H.fr : Concrètement, à quoi aboutiront ces nouvelles stratégies ?
DE : Elles doivent conduire à la rénovation de nos aides, services et des prestations proposées, l'objectif étant que cette nouvelle offre soit finalisée pour début 2018, dans une logique de simplification et de meilleure visibilité. Nous souhaitons également faire en sorte que ces adaptations permettent aux acteurs de droit commun, tels que Pôle Emploi ou les missions locales, de les mobiliser plus facilement. Nous sommes, par ailleurs, en train d'actualiser, avec l'État et nos partenaires dont le FIPHFP, l'offre de service des organismes de placement spécialisés qui reprendra, en l'améliorant l'offre des CAP Emploi et des SAMETH (service d'aide au maintien dans l'emploi des travailleurs handicapés), pour qu'elle soit plus adaptée.
H.fr : Quels sont, selon vous, les principaux obstacles à l'accès à l'emploi pour les personnes en situation de handicap ?
DE : Ils sont très variés. D'abord, nous vivons dans un monde où le nombre de personnes handicapées progresse très vite. Aujourd'hui, le taux d'emploi des personnes handicapées au sein des entreprises de plus de 20 salariés n'est que de 3,3% (en équivalent temps plein) et le taux de chômage des personnes handicapées de 18%. L'un des principaux freins réside dans le fait que les idées reçues sur le handicap demeurent chez les recruteurs, qui considèrent qu'une personne handicapée ne peut pas forcément faire le job, alors qu'elle apporte souvent une valeur ajoutée complémentaire.
H.fr : D'autres obstacles viennent également des travailleurs.

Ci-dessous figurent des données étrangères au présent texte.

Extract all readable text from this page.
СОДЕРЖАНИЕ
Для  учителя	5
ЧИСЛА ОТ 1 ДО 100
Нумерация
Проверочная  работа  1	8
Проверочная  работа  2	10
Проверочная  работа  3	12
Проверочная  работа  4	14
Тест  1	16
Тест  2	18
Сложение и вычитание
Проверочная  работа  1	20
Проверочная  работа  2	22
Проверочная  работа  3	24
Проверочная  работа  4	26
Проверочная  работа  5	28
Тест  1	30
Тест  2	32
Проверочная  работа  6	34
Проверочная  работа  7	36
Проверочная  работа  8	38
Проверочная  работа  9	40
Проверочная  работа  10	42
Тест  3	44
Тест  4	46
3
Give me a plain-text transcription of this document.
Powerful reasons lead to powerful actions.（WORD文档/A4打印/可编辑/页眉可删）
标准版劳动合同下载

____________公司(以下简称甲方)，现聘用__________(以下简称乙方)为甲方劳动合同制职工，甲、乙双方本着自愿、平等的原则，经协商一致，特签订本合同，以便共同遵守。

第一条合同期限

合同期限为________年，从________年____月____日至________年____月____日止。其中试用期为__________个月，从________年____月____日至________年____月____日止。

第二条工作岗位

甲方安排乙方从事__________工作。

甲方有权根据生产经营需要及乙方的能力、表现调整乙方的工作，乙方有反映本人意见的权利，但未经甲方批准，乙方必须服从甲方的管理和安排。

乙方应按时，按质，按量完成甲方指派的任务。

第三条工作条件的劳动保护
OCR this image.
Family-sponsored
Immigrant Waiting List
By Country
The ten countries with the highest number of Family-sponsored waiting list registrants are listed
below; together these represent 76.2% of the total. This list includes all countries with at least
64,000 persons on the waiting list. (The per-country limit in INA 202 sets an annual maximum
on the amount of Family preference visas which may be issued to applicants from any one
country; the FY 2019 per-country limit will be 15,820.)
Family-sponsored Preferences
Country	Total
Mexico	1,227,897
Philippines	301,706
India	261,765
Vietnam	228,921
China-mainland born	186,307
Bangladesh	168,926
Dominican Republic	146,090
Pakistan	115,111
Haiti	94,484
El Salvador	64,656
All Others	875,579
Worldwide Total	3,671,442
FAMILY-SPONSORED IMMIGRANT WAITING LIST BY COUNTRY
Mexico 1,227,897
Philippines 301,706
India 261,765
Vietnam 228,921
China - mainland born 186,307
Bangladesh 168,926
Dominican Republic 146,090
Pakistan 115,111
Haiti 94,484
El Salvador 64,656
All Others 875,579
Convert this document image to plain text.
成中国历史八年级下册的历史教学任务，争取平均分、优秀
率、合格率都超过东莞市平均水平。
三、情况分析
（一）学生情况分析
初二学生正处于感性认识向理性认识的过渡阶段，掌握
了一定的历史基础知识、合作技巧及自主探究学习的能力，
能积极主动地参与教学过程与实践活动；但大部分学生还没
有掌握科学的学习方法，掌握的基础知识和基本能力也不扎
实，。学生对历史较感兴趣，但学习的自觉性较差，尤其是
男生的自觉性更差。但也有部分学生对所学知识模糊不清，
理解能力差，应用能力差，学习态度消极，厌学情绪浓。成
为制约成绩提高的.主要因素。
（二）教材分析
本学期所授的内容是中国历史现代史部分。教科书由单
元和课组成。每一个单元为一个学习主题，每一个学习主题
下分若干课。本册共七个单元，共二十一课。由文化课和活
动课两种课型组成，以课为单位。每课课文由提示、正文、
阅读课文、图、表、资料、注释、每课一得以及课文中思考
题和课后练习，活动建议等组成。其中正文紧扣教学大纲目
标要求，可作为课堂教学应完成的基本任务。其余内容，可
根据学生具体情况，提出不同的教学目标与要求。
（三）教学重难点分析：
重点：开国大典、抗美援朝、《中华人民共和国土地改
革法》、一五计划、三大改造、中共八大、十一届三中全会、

DE : Certaines personnes handicapées pensent en effet ne pas être capables d'occuper un poste. C'est là que l'accompagnement doit se faire. En réalité, il y a bien plus d'emplois accessibles au handicap qu'on ne le pense ! D'autres problématiques se situent au niveau de la formation : certaines, trop longues, peuvent impressionner ou décourager, notamment en cas de fatigabilité. Il faut donc pouvoir en simplifier l'accès. Là aussi, il s'agit d'agir sur le droit commun. Enfin, il faut savoir que l'accompagnement doit se faire après le recrutement. Des problématiques apparaissent une fois la personne intégrée dans l'entreprise. Il convient donc d'apporter des réponses personnalisées le plus possible, sur le long terme. Les mesures à mettre en place en priorité consistent donc à mieux cibler les moyens d'accompagnement et à responsabiliser le droit commun. L'intégration des personnes handicapées dans l'emploi doit être au cœur des préoccupations des politiques publiques, sachant que plus de 8% des demandeurs d'emploi sont aujourd'hui en situation de handicap.